Along in the evening my father had a tip that there were three suspicious characters out northeast of town, and I wanted to go with him. He didn't want me to, but anyway he agreed to let me go. First I went in his bedroom. I knew where he kept his guns and I got me a .38 automatic revolver and stuck it in my belt. We drove out there and over a hill, sure enough, there were three of them in a black '31 model Buick. We drove our car right up to their door, and boy, you could tell things was going to pick up. We stuck them up real quick. I got out and went around on one side of the car on the back and Dad was at the front. Frank Sawyer, an Indian was in the driver's seat. We had another deputy with us. Two men had got out on our side and the Indian was getting out in front of Dad. He still had his gun in his hand and Dad said, 'I've told you the last time, drop that gun.' He finally dropped it and it hit the running board of the car. After we got back up to the jail, Dad said to the Indian, 'How come you let us capture you so easy?' He answered, 'You had a fancy gun and I've been told never try a man with a fancy gun.

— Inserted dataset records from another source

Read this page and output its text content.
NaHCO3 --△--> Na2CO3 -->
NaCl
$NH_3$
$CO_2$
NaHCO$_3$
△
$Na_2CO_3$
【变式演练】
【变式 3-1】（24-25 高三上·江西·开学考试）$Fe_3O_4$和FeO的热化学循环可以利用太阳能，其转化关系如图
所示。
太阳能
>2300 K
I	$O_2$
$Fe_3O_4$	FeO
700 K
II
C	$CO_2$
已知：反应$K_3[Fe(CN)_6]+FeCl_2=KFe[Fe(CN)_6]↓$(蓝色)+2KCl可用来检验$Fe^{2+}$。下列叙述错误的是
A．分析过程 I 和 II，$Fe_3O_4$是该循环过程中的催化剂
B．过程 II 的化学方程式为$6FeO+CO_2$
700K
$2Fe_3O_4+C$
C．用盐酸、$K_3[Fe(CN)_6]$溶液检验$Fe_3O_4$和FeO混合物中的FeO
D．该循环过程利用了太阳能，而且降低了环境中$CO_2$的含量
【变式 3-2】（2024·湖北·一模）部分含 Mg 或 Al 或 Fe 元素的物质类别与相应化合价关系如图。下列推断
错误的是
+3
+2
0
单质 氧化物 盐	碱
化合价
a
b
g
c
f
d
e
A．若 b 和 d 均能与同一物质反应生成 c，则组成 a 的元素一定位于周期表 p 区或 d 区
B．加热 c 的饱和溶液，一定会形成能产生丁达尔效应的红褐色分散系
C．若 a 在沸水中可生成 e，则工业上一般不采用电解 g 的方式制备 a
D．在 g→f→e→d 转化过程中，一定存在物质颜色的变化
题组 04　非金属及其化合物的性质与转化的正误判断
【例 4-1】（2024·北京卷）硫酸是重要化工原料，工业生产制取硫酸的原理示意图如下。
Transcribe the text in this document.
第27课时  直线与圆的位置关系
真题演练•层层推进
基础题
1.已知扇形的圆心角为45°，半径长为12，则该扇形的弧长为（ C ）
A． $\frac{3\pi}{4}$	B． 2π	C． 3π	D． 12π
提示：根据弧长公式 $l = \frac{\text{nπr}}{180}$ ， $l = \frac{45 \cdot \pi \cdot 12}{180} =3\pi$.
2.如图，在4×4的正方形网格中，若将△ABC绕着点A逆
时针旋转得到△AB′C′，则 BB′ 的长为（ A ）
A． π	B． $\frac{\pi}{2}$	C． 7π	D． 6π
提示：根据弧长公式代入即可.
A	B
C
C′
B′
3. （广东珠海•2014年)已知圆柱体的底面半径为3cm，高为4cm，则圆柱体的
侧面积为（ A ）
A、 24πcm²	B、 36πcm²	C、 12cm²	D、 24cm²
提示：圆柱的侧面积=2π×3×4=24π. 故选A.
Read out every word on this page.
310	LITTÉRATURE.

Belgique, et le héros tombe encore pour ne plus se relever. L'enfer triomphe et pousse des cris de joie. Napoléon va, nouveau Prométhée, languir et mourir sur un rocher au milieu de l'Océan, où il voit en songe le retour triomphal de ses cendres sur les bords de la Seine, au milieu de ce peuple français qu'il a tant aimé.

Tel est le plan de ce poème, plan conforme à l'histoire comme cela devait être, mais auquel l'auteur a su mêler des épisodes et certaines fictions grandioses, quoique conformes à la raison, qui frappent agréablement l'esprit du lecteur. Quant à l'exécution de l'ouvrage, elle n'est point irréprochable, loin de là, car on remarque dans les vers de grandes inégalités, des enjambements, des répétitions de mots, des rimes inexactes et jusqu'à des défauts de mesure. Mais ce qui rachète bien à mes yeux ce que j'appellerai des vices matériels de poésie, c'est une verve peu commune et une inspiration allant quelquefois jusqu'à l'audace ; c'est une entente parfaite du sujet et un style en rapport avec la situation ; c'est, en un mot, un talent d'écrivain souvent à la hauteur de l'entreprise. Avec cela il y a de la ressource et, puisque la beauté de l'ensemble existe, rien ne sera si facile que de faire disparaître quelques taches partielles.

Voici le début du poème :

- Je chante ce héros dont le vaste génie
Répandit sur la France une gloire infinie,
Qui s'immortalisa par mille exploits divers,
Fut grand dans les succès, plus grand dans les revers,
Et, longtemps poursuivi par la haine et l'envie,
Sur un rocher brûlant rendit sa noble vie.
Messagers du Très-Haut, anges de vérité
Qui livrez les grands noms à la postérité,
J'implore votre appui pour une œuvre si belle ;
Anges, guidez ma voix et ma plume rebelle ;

Besides the Indian there was Ed Davis and Jim Clark. Sawyer and Davis were escapees from Oklahoma State Prison for murder and Jim Clark had been sent up for cattle rustling out of Texas. We got a 30-30 automatic Winchester rifle. We got a sawed off pump gun, a .44 caliber double action Colt, .45 Colt automatic and a .38. Their ammunition was tied up in red bandanas on the back floor board. We got an arsenal out of there.

Although no evidence connected them to the robbery, they were all escaped convicts who were driving a stolen car. All three were indicted and wrongly convicted of the Fort Scott bank heist, in actuality committed by the Barker Gang, and sent to the state prison in Lansing. At least one account claims Sawyer was one of four outlaws recruited to rob the bank, referred to as a member of the "St. Paul Outfit", which included Harvey Bailey, Jim Clark and Ed Davis.

==Escape from Lansing==
Sawyer and his partners escaped from Lansing less than a year later, joining a mass escape with eight other inmates on May 30, 1933. He and the others forced their way out using pistols, smuggled in by Frank Nash, and among whom included Harvey Bailey, Robert "Big Bob" Brady and Wilbur Underhill. Sawyer went off on his own after the group reached the Cookson Hills on June 4. A series of mishaps followed as Sawyer attempted to flee the area. He first attempted to hitchhike but eventually resorted to stealing a car at gunpoint. The motor of this first car died soon after and his second car blew a tire near Middleburg. He was forced to abandon yet another car when it began developing problems with the steering rod. He managed to steal a fourth car from a farm and drove it a little over six miles before it broke down just north of Gracemont. He hijacked another car but the driver purposely steered the car into a roadside ditch. Sawyer was eventually confronted near Chickasaw by Sheriff Horace Crisp and a deputy, then investigating the string of car thefts in the area, who was disarmed then knocked unconsciousness.

==Prison years and pardon==
Returned to McAlester to serve his sentence, he was transferred to the state reformatory in 1946 and the paroled to Kansas where he was then returned to Lansing and remained there for over two decades. Sawyer was finally pardoned by Governor Robert Docking on September 18, 1969, after a signed affidavit by Alvin Karpis cleared Sawyer of the 1933 Fort Scott robbery. Sawyer filed a lawsuit against the state for wrongful imprisonment, but the case went on for several years, up until his death.